Nonsurgical Treatment: 

  • If your child’s kneecap dislocates traumatically, they should go to an emergency room (ER) if the knee remains out of place. Most of the time it will slide back into the groove with little to no assistance. 
  • If it is still out of place, in the ER, the doctor might be able to relocate the kneecap in its groove. However, if not, they may recommend sedation to help put the kneecap back in place. 
  • After the kneecap is relocated, your child will be placed in a knee immobilizer to keep the knee straight for two weeks. 
  • For the next two weeks, your child can walk around using the knee immobilizer and crutches. Rest, ice and elevation of the leg/knee will help reduce pain and swelling. 
  • At the two-week follow up, the patient will be examined again and will be transitioned to a different type of knee brace that allows for more motion in the knee. 
  • Rehabilitation exercises and a visit to physiotherapy will address strengthening the core, hip and thigh muscles and work on regaining complete motion in the knee. 
  • The final steps of the rehabilitation involve more sport specific training to help with return to sports. Final return to play time depends on progression through the rehabilitation process but usually takes around 3 months. 
  • If the patella remains unstable with motion and continues to slide to the side, or if pain and swelling have not improved, as noted above a MRI may be ordered to look for damage to the cartilage or soft tissue structures of the knee that occurred from the dislocation. 

Surgical Intervention: 

  • If an MRI shows loose cartilage, or tears in the ligament, your child might need surgery to tighten the ligaments and make the area around the knee stronger.

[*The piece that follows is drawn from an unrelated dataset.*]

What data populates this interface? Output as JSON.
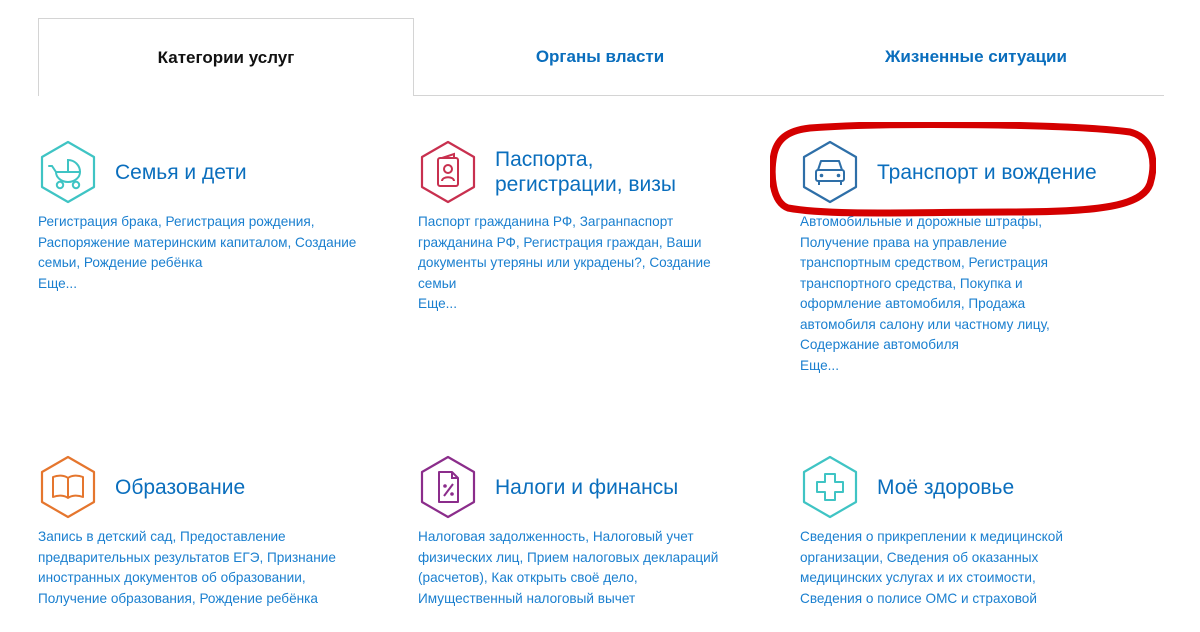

Surgery can also be done to stabilize the damaged cartilage or if irreparable, remove it. 
  • In addition, measurements taken from xrays and MRI will be used to determine if any other surgery is necessary to improve the geometry of the patella as it sits in the groove. 
  • After surgery, your child will probably wear a brace and walk with crutches for six weeks, and go to physical therapy. 
  • The goal is to have the child return to their sport in 4-6 months time. This will depend on the type of surgery the patient has to reconstruct/repair the patellar instability. 

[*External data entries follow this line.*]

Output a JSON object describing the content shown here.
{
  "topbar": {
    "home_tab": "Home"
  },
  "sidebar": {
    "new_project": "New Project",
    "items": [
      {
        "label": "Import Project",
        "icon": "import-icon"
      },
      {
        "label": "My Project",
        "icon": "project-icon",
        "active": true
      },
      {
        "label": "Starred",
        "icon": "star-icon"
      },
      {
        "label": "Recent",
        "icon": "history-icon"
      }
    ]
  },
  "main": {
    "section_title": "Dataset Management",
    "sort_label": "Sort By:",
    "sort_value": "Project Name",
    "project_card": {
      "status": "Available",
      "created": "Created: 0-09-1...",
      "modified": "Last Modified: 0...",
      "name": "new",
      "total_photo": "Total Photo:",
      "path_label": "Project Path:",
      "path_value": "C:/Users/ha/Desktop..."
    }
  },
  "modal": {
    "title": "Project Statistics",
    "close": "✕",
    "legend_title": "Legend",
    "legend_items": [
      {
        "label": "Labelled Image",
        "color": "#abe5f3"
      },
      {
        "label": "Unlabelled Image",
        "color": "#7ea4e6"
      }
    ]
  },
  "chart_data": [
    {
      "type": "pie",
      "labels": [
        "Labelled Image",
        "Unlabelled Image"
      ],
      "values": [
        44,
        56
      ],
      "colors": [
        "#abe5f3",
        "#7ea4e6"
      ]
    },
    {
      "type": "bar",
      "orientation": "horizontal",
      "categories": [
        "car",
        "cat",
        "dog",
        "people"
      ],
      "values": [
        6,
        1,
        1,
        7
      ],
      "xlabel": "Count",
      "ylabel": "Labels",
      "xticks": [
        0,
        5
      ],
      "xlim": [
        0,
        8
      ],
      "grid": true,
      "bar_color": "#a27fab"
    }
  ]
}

Patellar Instability by the Numbers: 

  • Patellar instability is one of the most common knee injuries in the pediatric and adolescent patient populations. 
  • Incidence of primary patellar dislocation is 5.6 per 100,000 can increase to 29 in the 10 to 17 year old age group 
  • Established risk factors for patellar instability are being a young female and having a history of previous patellar dislocation 
  • Recurrence rate for dislocation between 15-44% (17% commonly quoted) 
  • If there is another subsequent dislocation, rate of recurrence jumps up to 50% for another one. 

What does the return to sports look like for my child? 

  • Usually you can return to sports after completion of a stepwise rehabilitation program. We recommend use of a patellar knee brace for high impact sporting activities. 
  • Maintaining good core strength is essential to minimize recurrent dislocations in the future.